I have a dataframe df_tr
like this:
item_id target target_sum target_count
0 0 0 1 50
1 0 0 1 50
I'm trying to find the mean of the target but excluding the target value of the current row, and put the mean value in a new column. The result would be:
item_id target target_sum target_count item_id_mean_target
0 0 0 1 50 0.02041
1 0 0 1 50 0.02041
where I computed item_id_mean_target
value from the formula:
target_sum - target/target_count - 1
...with this code:
df_tr['item_id_mean_target'] = df_tr.target.apply(lambda x: (x['target_sum']-x)/(x['target_count']-1))
I think my solution is correct but instead I got:
TypeError: 'float' object is not subscriptable
No need for apply here, pandas (and therefore numpy) broadcasts operations.

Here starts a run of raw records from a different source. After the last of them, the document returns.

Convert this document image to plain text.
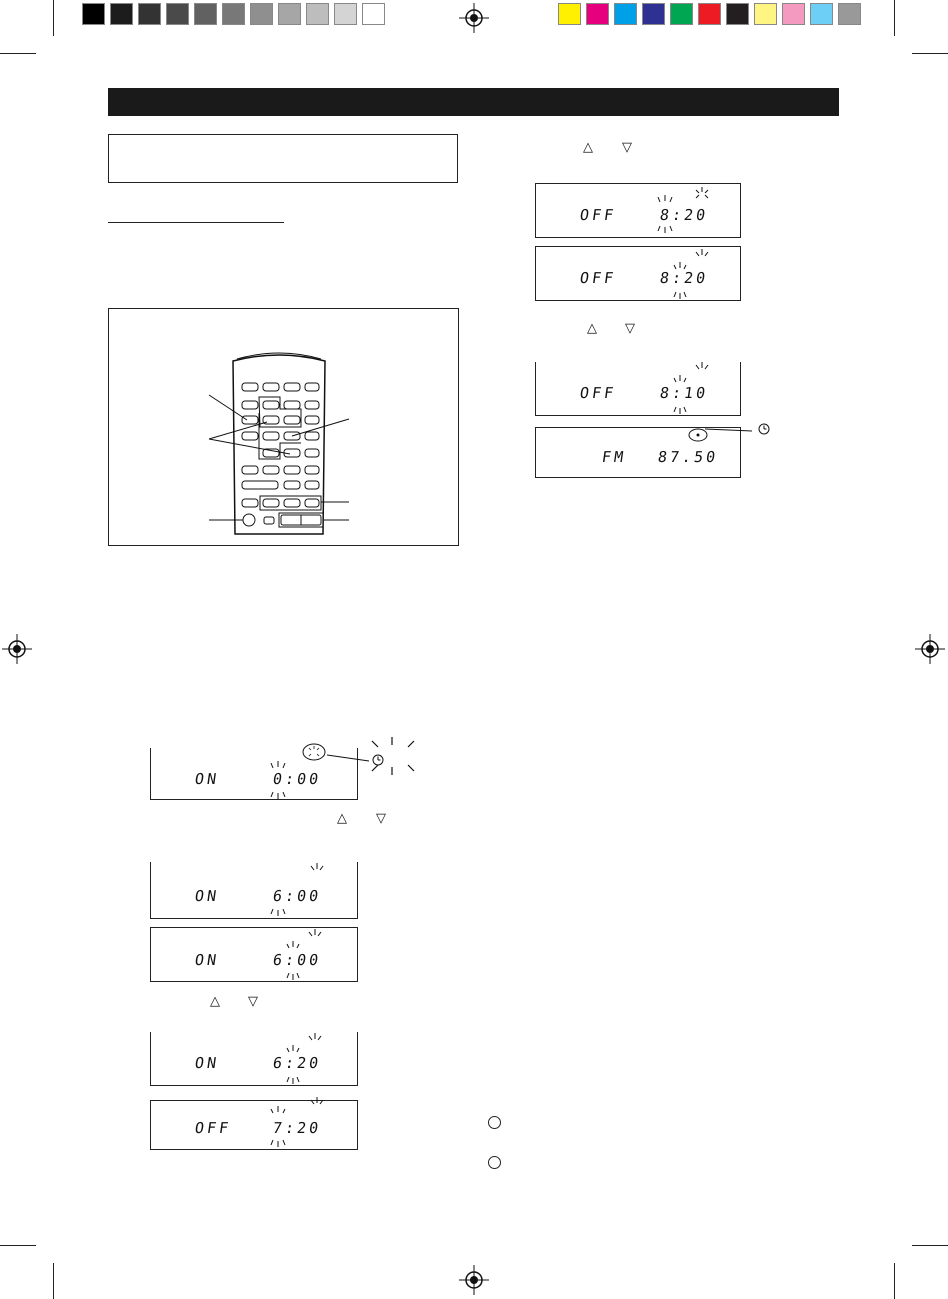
△ ▽
△ ▽
OFF	8:20
OFF	8:20
OFF	8:10
FM 87.50
ON	0:00
△ ▽
ON	6:00
ON	6:00
△ ▽
ON	6:20
OFF	7:20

df['item_id_mean_target'] = (df.target_sum - df.target) / (df.target_count - 1)
df
item_id target target_sum target_count item_id_mean_target
0 0 0 1 50 0.020408
1 0 0 1 50 0.020408
As for why your error occurs, you are calling apply
on a pd.Series
object, therefore, you cannot reference any other columns inside the apply
(since it only receives scalar values).
To fix it, you'd need to do df.apply(...)
but at that point, you're penalised with low performance, so, I wouldn't recommend doing it.